In the 2001 Enron scandal (repeated by others such as WorldCom and Tyco International), independent accountants allegedly colluded with management to fabricate the company’s books. When Enron collapsed in a sea of ​​corruption, the scandal also took down the accountants, the venerable firm of Arthur Andersen, who were later convicted of obstruction of justice. In the wake of Enron, the Sarbanes-Oxley Act tightened accounting standards and established the PCAOB as an arm’s-length supervisor of the accounting profession.

Meanwhile, the rolling crypto collapse continues to reverberate. At first, it appeared that crypto was not directly involved in last Friday’s implosion of Silicon Valley Bank (SVB). But then it came out that Circle, a crypto company that issues stablecoins, had $3.3 billion of its reserves on deposit at Silicon Valley Bank.

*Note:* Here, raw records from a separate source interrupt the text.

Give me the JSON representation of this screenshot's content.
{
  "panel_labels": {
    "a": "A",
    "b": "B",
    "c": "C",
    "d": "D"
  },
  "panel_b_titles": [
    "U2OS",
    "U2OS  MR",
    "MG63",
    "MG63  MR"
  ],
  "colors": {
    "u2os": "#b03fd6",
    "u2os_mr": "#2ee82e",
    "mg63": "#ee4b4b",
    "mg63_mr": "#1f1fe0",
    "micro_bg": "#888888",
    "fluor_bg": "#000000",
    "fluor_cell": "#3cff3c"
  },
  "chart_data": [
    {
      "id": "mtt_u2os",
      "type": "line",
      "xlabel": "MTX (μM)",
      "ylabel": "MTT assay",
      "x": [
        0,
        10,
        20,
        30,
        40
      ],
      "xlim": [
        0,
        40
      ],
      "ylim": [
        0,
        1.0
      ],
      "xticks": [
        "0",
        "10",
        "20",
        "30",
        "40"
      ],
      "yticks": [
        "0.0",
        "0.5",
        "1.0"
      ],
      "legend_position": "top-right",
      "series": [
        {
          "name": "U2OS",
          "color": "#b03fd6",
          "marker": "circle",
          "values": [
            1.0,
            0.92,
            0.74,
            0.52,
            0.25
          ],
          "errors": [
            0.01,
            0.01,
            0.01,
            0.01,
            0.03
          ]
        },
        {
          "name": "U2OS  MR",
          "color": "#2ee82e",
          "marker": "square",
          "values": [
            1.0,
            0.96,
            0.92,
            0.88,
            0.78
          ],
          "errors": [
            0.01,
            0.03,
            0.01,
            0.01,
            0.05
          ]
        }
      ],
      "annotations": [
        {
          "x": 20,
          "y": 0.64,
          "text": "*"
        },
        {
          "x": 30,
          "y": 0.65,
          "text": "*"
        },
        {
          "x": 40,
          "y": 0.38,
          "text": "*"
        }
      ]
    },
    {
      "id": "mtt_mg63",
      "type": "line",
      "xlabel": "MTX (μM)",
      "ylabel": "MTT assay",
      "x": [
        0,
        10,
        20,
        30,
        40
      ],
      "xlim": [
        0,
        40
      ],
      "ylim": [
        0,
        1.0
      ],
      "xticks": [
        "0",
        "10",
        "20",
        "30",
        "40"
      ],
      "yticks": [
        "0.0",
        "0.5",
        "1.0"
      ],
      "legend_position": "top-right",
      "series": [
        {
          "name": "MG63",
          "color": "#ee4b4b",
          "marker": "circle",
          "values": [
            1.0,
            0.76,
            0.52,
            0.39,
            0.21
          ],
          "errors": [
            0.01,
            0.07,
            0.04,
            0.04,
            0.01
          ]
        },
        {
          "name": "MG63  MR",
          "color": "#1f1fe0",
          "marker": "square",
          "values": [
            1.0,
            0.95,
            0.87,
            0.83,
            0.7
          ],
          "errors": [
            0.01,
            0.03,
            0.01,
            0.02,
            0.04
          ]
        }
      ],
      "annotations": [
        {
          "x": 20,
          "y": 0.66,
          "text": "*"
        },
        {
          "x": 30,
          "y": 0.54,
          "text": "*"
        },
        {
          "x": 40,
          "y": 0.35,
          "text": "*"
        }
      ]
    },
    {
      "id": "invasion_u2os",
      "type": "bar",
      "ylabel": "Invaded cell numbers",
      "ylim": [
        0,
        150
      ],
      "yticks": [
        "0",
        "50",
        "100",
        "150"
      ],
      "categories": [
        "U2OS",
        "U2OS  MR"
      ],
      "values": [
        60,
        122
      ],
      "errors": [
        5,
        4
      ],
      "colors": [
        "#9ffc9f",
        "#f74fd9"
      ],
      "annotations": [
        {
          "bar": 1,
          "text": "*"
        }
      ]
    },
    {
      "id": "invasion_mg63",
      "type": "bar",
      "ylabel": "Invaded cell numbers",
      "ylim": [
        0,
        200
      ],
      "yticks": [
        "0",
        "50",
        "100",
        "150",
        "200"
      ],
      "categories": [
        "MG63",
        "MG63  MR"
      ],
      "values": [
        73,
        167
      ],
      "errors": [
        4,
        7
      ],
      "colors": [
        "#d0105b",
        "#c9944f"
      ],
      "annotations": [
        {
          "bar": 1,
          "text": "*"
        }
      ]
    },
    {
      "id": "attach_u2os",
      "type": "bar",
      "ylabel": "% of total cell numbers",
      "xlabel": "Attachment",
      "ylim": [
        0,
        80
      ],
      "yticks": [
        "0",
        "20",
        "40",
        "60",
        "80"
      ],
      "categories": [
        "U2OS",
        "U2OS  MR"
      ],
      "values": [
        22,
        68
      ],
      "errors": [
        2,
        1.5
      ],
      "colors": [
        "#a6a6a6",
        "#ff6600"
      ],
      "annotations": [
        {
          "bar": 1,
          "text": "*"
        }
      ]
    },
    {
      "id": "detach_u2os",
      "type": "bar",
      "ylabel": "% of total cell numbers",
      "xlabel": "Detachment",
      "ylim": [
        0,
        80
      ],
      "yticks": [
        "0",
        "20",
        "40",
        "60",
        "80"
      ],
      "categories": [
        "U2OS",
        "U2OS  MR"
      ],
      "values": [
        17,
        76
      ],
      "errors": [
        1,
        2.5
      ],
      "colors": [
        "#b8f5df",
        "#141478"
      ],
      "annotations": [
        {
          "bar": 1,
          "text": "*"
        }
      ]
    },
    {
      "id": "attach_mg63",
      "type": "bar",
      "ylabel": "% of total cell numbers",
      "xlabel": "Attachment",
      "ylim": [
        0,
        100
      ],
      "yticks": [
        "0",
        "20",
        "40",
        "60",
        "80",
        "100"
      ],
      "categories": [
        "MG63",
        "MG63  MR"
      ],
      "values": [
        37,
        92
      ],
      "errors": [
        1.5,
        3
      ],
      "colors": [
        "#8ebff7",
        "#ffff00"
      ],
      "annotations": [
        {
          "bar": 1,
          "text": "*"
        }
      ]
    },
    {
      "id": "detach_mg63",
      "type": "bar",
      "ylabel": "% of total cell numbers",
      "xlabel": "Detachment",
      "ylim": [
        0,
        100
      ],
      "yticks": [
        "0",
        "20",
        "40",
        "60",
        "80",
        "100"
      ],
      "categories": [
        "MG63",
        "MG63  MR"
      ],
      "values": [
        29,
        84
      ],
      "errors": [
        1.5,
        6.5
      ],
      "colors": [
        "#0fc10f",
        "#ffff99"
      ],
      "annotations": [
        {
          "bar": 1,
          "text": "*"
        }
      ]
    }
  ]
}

The market value of the stablecoin, called USDC, allegedly pegged to the US dollar, quickly fell well below par.

The supposedly independent certification by Grant Thornton Group of the solvency of Circle’s assets, in a PoR report issued in January, was suddenly worthless. And the volatility of other crypto startups in the Valley fueled the bank run that crashed SVP.

How many times do we have to learn that the soundness of the financial sector is only as reliable as its independent regulators?